Nobiletin suppresses IL-21/IL-21 receptor-mediated inflammatory response in MH7A fibroblast-like synoviocytes (FLS): An implication in rheumatoid arthritis.

The mechanisms driving the development and progression of Rheumatoid arthritis (RA) are complex, novel targeted therapies are gaining traction as potential methods to prevent or slow the progression of RA. Nobiletin is a derivative of citrus fruit that has been shown to attenuate the development of osteoarthritis and inhibit the expression of proinflammatory cytokines. However, the exact mechanisms by which nobiletin exerts these chondroprotective effects remain poorly understood. In the present study, we investigated the impact of nobiletin in mediating the effects of interleukin-21 (IL-21) in MH7A fibroblast-like synoviocytes (FLS), the main cell type found in the articular synovium. Firstly, we demonstrate that nobiletin (25 μM and 50 μM) reduced the expression of the IL-21 receptor by 29% and 51%, respectively, in FLS. Additionally, our findings demonstrate that nobiletin potently ameliorated IL-21-induced increased production of reactive oxygen species and 4-hydroxynonenal, increased expression of interleukin 6 (IL-6), tumor necrosis factor-α (TNF-α), and high-mobility group box 1 (HMGB1), and decreased mitochondrial membrane potential. We also demonstrate the ability of nobiletin to attenuate IL-21-induced expression of matrix metalloproteinases 3 and 13 (MMP-3, MMP-13), key degradative enzymes involved in RA-associated cartilage destruction.
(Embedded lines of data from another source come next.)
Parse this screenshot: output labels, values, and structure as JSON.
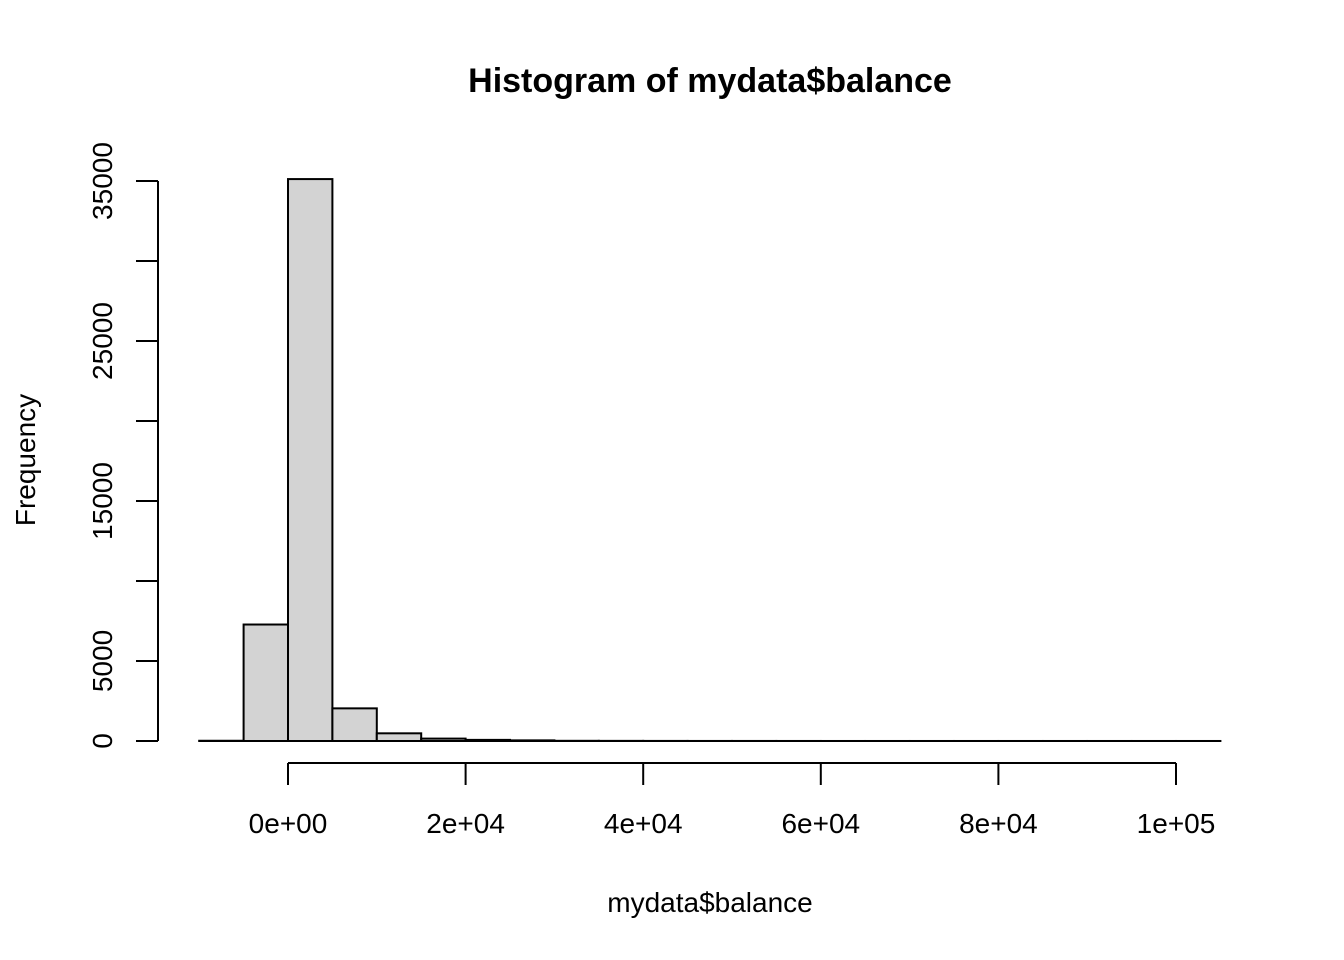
{
  "chart_data": {
    "type": "bar",
    "title": "Histogram of mydata$balance",
    "xlabel": "mydata$balance",
    "ylabel": "Frequency",
    "bin_width": 5000,
    "bins": [
      {
        "start": -10000,
        "end": -5000,
        "count": 15
      },
      {
        "start": -5000,
        "end": 0,
        "count": 7280
      },
      {
        "start": 0,
        "end": 5000,
        "count": 35120
      },
      {
        "start": 5000,
        "end": 10000,
        "count": 2040
      },
      {
        "start": 10000,
        "end": 15000,
        "count": 480
      },
      {
        "start": 15000,
        "end": 20000,
        "count": 150
      },
      {
        "start": 20000,
        "end": 25000,
        "count": 70
      },
      {
        "start": 25000,
        "end": 30000,
        "count": 40
      },
      {
        "start": 30000,
        "end": 35000,
        "count": 12
      },
      {
        "start": 35000,
        "end": 40000,
        "count": 8
      },
      {
        "start": 40000,
        "end": 45000,
        "count": 5
      },
      {
        "start": 45000,
        "end": 50000,
        "count": 3
      },
      {
        "start": 50000,
        "end": 55000,
        "count": 3
      },
      {
        "start": 55000,
        "end": 60000,
        "count": 2
      },
      {
        "start": 60000,
        "end": 65000,
        "count": 1
      },
      {
        "start": 65000,
        "end": 70000,
        "count": 1
      },
      {
        "start": 70000,
        "end": 75000,
        "count": 1
      },
      {
        "start": 75000,
        "end": 80000,
        "count": 1
      },
      {
        "start": 80000,
        "end": 85000,
        "count": 1
      },
      {
        "start": 85000,
        "end": 90000,
        "count": 1
      },
      {
        "start": 90000,
        "end": 95000,
        "count": 1
      },
      {
        "start": 95000,
        "end": 100000,
        "count": 1
      },
      {
        "start": 100000,
        "end": 105000,
        "count": 1
      }
    ],
    "xlim": [
      -10000,
      105000
    ],
    "ylim": [
      0,
      35000
    ],
    "x_ticks": [
      {
        "value": 0,
        "label": "0e+00"
      },
      {
        "value": 20000,
        "label": "2e+04"
      },
      {
        "value": 40000,
        "label": "4e+04"
      },
      {
        "value": 60000,
        "label": "6e+04"
      },
      {
        "value": 80000,
        "label": "8e+04"
      },
      {
        "value": 100000,
        "label": "1e+05"
      }
    ],
    "y_ticks": [
      0,
      5000,
      10000,
      15000,
      20000,
      25000,
      30000,
      35000
    ],
    "y_tick_labels": [
      "0",
      "5000",
      "15000",
      "25000",
      "35000"
    ],
    "grid": false,
    "colors": {
      "bar_fill": "#d3d3d3",
      "bar_stroke": "#000000"
    }
  }
}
Finally, we show that the effects of nobiletin are mediated through the JAK1/STAT3 pathway, as nobiletin significantly reduced the phosphorylation of both JAK1 and STAT3. Taken together, our findings indicate that nobiletin may offer a safe and effective treatment against the development and progression of RA induced by the expression of IL-21 and its receptor.